Data awareness: Honey produced in the US and people who drowned falling from fishing boats
Why are bees responsible for so many fishing boat related deaths? Answer: they’re not. Just because two data sets are correlated it does not mean they are linked or impact each other.
Politicians, activists and journalists often wittingly or unwittingly make claims that things are linked which are false or far from proven.
Data should always be viewed critically and with caution.
Data can, intentionally or not, be presented misleadingly. Honey produced by bee colonies in the US is highly correlated with the number of people who drowned falling from fishing boats. Such a high degree of correlation between two datasets can indicate a causal link underlying the data. In this example, however, the two datasets are clearly unconnected.

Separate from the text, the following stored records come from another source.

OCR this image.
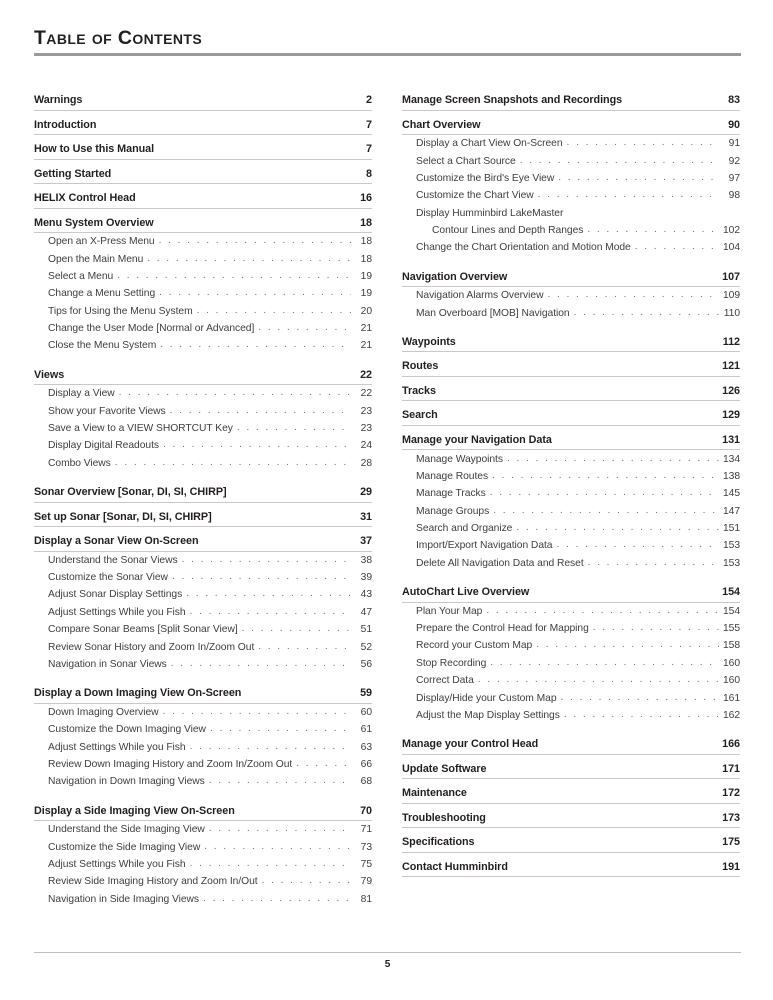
Table of Contents
Warnings	2
Introduction	7
How to Use this Manual	7
Getting Started	8
HELIX Control Head	16
Menu System Overview	18
Open an X-Press Menu . . .	18
Open the Main Menu . . .	18
Select a Menu . . .	19
Change a Menu Setting . . .	19
Tips for Using the Menu System . . .	20
Change the User Mode [Normal or Advanced] . . .	21
Close the Menu System . . .	21
Views	22
Display a View . . .	22
Show your Favorite Views . . .	23
Save a View to a VIEW SHORTCUT Key . . .	23
Display Digital Readouts . . .	24
Combo Views . . .	28
Sonar Overview [Sonar, DI, SI, CHIRP]	29
Set up Sonar [Sonar, DI, SI, CHIRP]	31
Display a Sonar View On-Screen	37
Understand the Sonar Views . . .	38
Customize the Sonar View . . .	39
Adjust Sonar Display Settings . . .	43
Adjust Settings While you Fish . . .	47
Compare Sonar Beams [Split Sonar View] . . .	51
Review Sonar History and Zoom In/Zoom Out . . .	52
Navigation in Sonar Views . . .	56
Display a Down Imaging View On-Screen	59
Down Imaging Overview . . .	60
Customize the Down Imaging View . . .	61
Adjust Settings While you Fish . . .	63
Review Down Imaging History and Zoom In/Zoom Out . . .	66
Navigation in Down Imaging Views . . .	68
Display a Side Imaging View On-Screen	70
Understand the Side Imaging View . . .	71
Customize the Side Imaging View . . .	73
Adjust Settings While you Fish . . .	75
Review Side Imaging History and Zoom In/Out . . .	79
Navigation in Side Imaging Views . . .	81
Manage Screen Snapshots and Recordings	83
Chart Overview	90
Display a Chart View On-Screen . . .	91
Select a Chart Source . . .	92
Customize the Bird's Eye View . . .	97
Customize the Chart View . . .	98
Display Humminbird LakeMaster
Contour Lines and Depth Ranges . . .	102
Change the Chart Orientation and Motion Mode . . .	104
Navigation Overview	107
Navigation Alarms Overview . . .	109
Man Overboard [MOB] Navigation . . .	110
Waypoints	112
Routes	121
Tracks	126
Search	129
Manage your Navigation Data	131
Manage Waypoints . . .	134
Manage Routes . . .	138
Manage Tracks . . .	145
Manage Groups . . .	147
Search and Organize . . .	151
Import/Export Navigation Data . . .	153
Delete All Navigation Data and Reset . . .	153
AutoChart Live Overview	154
Plan Your Map . . .	154
Prepare the Control Head for Mapping . . .	155
Record your Custom Map . . .	158
Stop Recording . . .	160
Correct Data . . .	160
Display/Hide your Custom Map . . .	161
Adjust the Map Display Settings . . .	162
Manage your Control Head	166
Update Software	171
Maintenance	172
Troubleshooting	173
Specifications	175
Contact Humminbird	191
5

Spurious correlations occur either purely by chance or by the presence of a third lurking factor linking the data. While spurious correlations, such as the example above, can be amusing, there is a more serious side. Politicians, activists and journalists often present data in this misleading fashion. Much of the time, this is merely careless analysis. Still, occasionally spurious correlations can be deliberately presented as causally related to mislead people intentionally.
It is essential to critically examine data presented and consider the underlying theory and logical connections between datasets. The mantra that ‘correlation does not imply causation’ helps us resist our natural inclination to look for patterns and ascribe relationships and meaning to them.